Tuesday 19th of January 2021

Some times people do make cabinets without back panels, I think they look cheap and so I always add a back panel! You could totally add in a back panel without taking the cabinet out. I am guessing there is a support piece at the top, then you will need to add a support piece at the bottom for the panel to attach to as well (it would be easy with a pocket hole jig and then you will hide the holes with the back panel. Then you can just attach the panel on top of those supports and nail it in. Hope this helps and enjoy your new cabinets!

Melinda

Monday 30th of November 2020

This was extremely helpful!
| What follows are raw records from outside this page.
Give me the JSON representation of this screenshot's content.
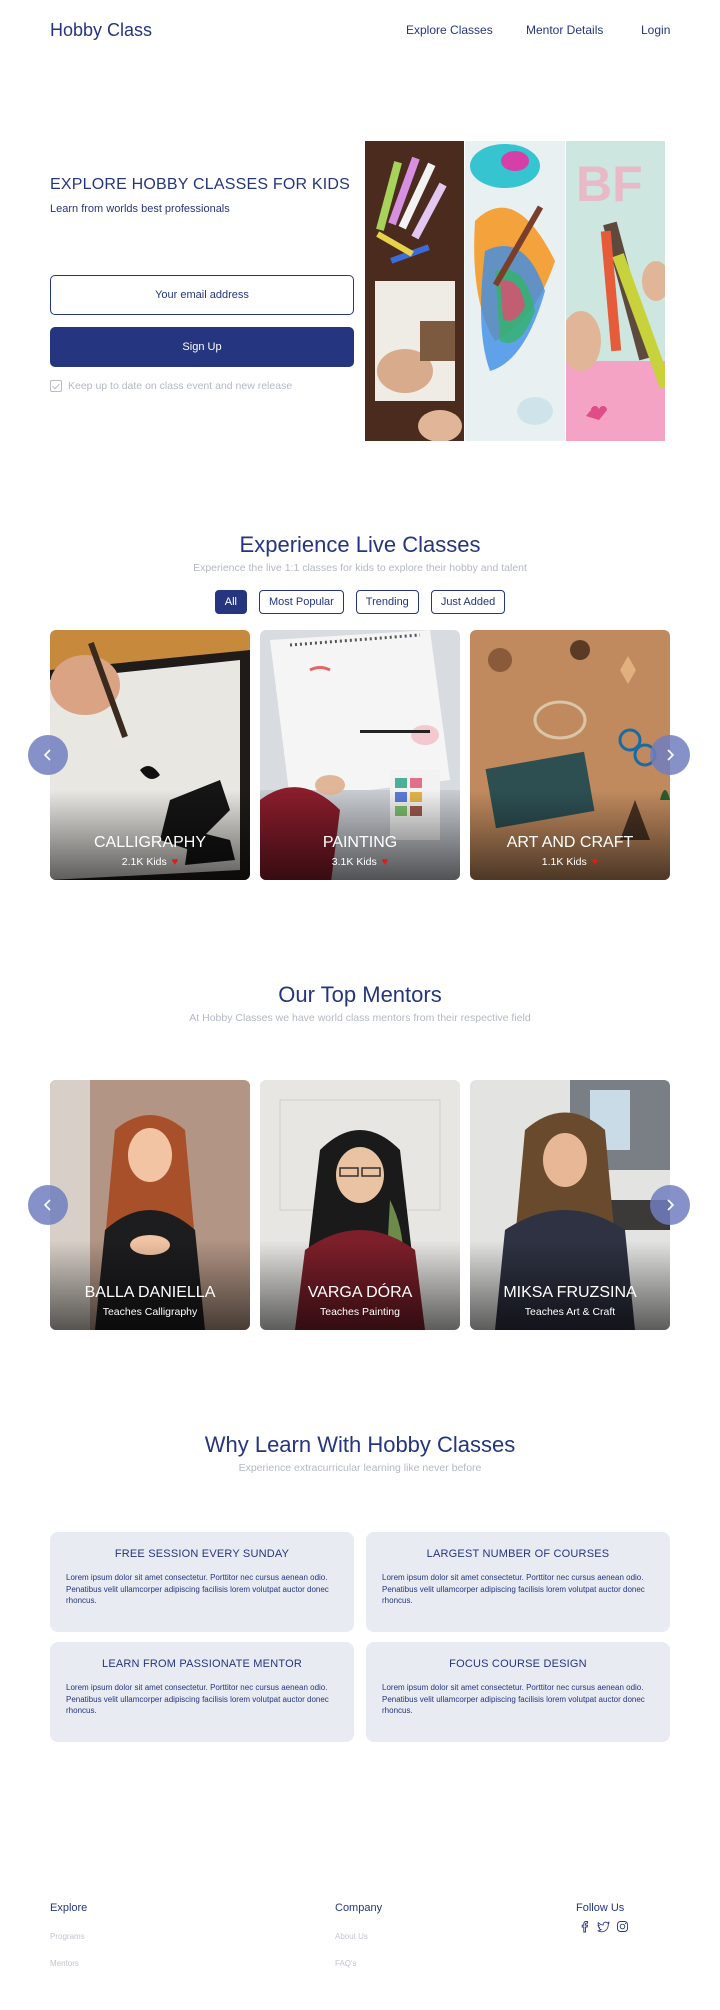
{
  "nav": {
    "brand": "Hobby Class",
    "links": [
      "Explore Classes",
      "Mentor Details",
      "Login"
    ]
  },
  "hero": {
    "title": "EXPLORE HOBBY CLASSES FOR KIDS",
    "subtitle": "Learn from worlds best professionals",
    "email_placeholder": "Your email address",
    "signup_label": "Sign Up",
    "keep_updated": "Keep up to date on class event and new release"
  },
  "live": {
    "title": "Experience Live Classes",
    "subtitle": "Experience the live 1:1 classes for kids to explore their hobby and talent",
    "filters": [
      "All",
      "Most Popular",
      "Trending",
      "Just Added"
    ],
    "active_filter": "All",
    "cards": [
      {
        "title": "CALLIGRAPHY",
        "kids": "2.1K Kids"
      },
      {
        "title": "PAINTING",
        "kids": "3.1K Kids"
      },
      {
        "title": "ART AND CRAFT",
        "kids": "1.1K Kids"
      }
    ]
  },
  "mentors": {
    "title": "Our Top Mentors",
    "subtitle": "At Hobby Classes we have world class mentors from their respective field",
    "cards": [
      {
        "name": "BALLA DANIELLA",
        "teaches": "Teaches Calligraphy"
      },
      {
        "name": "VARGA DÓRA",
        "teaches": "Teaches Painting"
      },
      {
        "name": "MIKSA FRUZSINA",
        "teaches": "Teaches Art & Craft"
      }
    ]
  },
  "why": {
    "title": "Why Learn With Hobby Classes",
    "subtitle": "Experience extracurricular learning like never before",
    "items": [
      {
        "title": "FREE SESSION EVERY SUNDAY",
        "text": "Lorem ipsum dolor sit amet consectetur. Porttitor nec cursus aenean odio. Penatibus velit ullamcorper adipiscing facilisis lorem volutpat auctor donec rhoncus."
      },
      {
        "title": "LARGEST NUMBER OF COURSES",
        "text": "Lorem ipsum dolor sit amet consectetur. Porttitor nec cursus aenean odio. Penatibus velit ullamcorper adipiscing facilisis lorem volutpat auctor donec rhoncus."
      },
      {
        "title": "LEARN FROM PASSIONATE MENTOR",
        "text": "Lorem ipsum dolor sit amet consectetur. Porttitor nec cursus aenean odio. Penatibus velit ullamcorper adipiscing facilisis lorem volutpat auctor donec rhoncus."
      },
      {
        "title": "FOCUS COURSE DESIGN",
        "text": "Lorem ipsum dolor sit amet consectetur. Porttitor nec cursus aenean odio. Penatibus velit ullamcorper adipiscing facilisis lorem volutpat auctor donec rhoncus."
      }
    ]
  },
  "footer": {
    "explore": {
      "heading": "Explore",
      "links": [
        "Programs",
        "Mentors"
      ]
    },
    "company": {
      "heading": "Company",
      "links": [
        "About Us",
        "FAQ's"
      ]
    },
    "follow": {
      "heading": "Follow Us",
      "icons": [
        "facebook-icon",
        "twitter-icon",
        "instagram-icon"
      ]
    }
  },
  "colors": {
    "primary": "#25357f",
    "muted": "#b4b8c4",
    "card_bg": "#e8ebf2",
    "arrow": "#707ebe",
    "heart": "#e21a1a"
  }
}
Thank you!

Yami

Saturday 10th of October 2020

Hi I have a question.

For the frameless cabinets your math says they should be the CH and CW - 1 1/2 which would mean they’re supposed to sit inside the sides of the cabinet. However, the picture shows the back completely covering the width of the cabinets so that means it would just be what we your CW is right? I’m currently building these and come up short that 1 1/2 when adding on the back

Kati

Tuesday 27th of October 2020

You are correct, I am not sure why I put it in there that way. The back should be CH x CW without a minus (unless you want to router a grove for them to sit inside). I will get that corrected. Thanks again for bringing it to my attention.

Marleny

Tuesday 8th of September 2020

Is there a kitchen design program you recommend to figure out layout and dimensions for cabinets?